The Future of Trans-Eurasian Freight

  
  
  

As air and sea freight costs are rising and slow steaming is affecting lead times these issues are prompting companies to examine alternative routes from Asia to Europe and specifically looking at rail from China to Europe.

The train line from China to Europe, known as the Trans-Siberian Railway, was started in about 1890 and was completed around 1929. The railway has a number of key routes via Moscow, one of which is a northern route through Siberia. It leaves China at the Russian border at a place called Manzhouli/Zabaykalsk and then it makes its way across Siberia to Moscow. There is an alternative route to Moscow via Mongolia and Kazakstan. Other European sections of the route go via Poland the Ukraine and Belarus, depending on which part of Europe they are heading towards.

Trans Siberian Railway   TEL

So which routes have been tested? To date I have seen the following:

  • Shanghai  China to Duisburg Germany  (18 Days)
  • Chongqing  to Duisburg (16 Days)
  • Xiangtang, China, to Hamburg (17 Days) 

The freight lead times are very good in comparison to sea freight where the usual shipping time can be 36 days or more depending on the end location in Europe. The scale of the railway is immense as it crosses 11 time zones and more than 11,000 km.
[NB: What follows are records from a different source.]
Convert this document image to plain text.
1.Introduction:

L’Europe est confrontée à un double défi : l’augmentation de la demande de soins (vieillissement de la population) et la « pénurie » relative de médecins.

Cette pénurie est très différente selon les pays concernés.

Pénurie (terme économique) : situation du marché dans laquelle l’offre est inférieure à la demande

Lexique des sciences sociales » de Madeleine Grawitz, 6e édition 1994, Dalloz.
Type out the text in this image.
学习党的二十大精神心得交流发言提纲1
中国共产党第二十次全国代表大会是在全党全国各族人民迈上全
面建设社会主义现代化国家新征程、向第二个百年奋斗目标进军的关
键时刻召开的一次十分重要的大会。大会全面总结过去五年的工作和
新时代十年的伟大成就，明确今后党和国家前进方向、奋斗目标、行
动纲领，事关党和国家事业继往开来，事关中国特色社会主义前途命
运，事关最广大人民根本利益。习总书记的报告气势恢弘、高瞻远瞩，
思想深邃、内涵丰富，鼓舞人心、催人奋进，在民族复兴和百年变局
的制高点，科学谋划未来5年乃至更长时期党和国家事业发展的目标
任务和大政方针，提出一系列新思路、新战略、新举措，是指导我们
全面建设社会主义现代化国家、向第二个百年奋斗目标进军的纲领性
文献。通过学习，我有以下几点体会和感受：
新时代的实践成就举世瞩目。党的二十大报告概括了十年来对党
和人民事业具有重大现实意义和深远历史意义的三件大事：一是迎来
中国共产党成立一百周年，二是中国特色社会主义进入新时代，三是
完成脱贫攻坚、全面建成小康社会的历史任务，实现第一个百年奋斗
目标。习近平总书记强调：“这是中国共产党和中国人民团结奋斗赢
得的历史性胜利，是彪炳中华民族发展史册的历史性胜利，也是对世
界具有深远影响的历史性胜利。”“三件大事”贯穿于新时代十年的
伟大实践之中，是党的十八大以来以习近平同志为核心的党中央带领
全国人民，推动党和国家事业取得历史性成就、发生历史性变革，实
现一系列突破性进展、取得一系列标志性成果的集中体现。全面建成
Some of the challenges on the route are as follows:

  • The gauge of the track is different in China, Russia and Europe which means containers need to be transhipped or the bogies on the trains need to be changed at the border.
  • Public trains or block trains can be utilized for destinations.  Block trains are private trains that go the most direct route, cutting times.  However, they need a certain number of containers going to a similar destination to make them viable, so this can create issues with the regularity of the trains.
  • Due to the number of countries the trains are passing through, there is a higher likelihood of hold ups due to paperwork issues and customs challenges.
  • In order for the service to be optimal it is better to be very close to a railway station so that transhipment costs are minimized. 

So how does the service compare to more traditional modes?

Relative Cost Comparison of Transportation Modes   TEL

Rail freight is just under the cost of the air/sea options although still more costly than the sea options. With further volumes and developments in the train networks these costs should reduce over time. 

One company that is heavily involved in the development of the routes is Trans Eurasia Logistics which is a company set up by Deutsche Bahn AG and the Russian Railways (RZD) in early 2008.

The key growth driver for trans-Eurasian freight will be the development of inland Chinese cities. As lower wage rates are sought the factories are moving further inland meaning that factories are further from the main sea ports and will rely on the railways for transportation.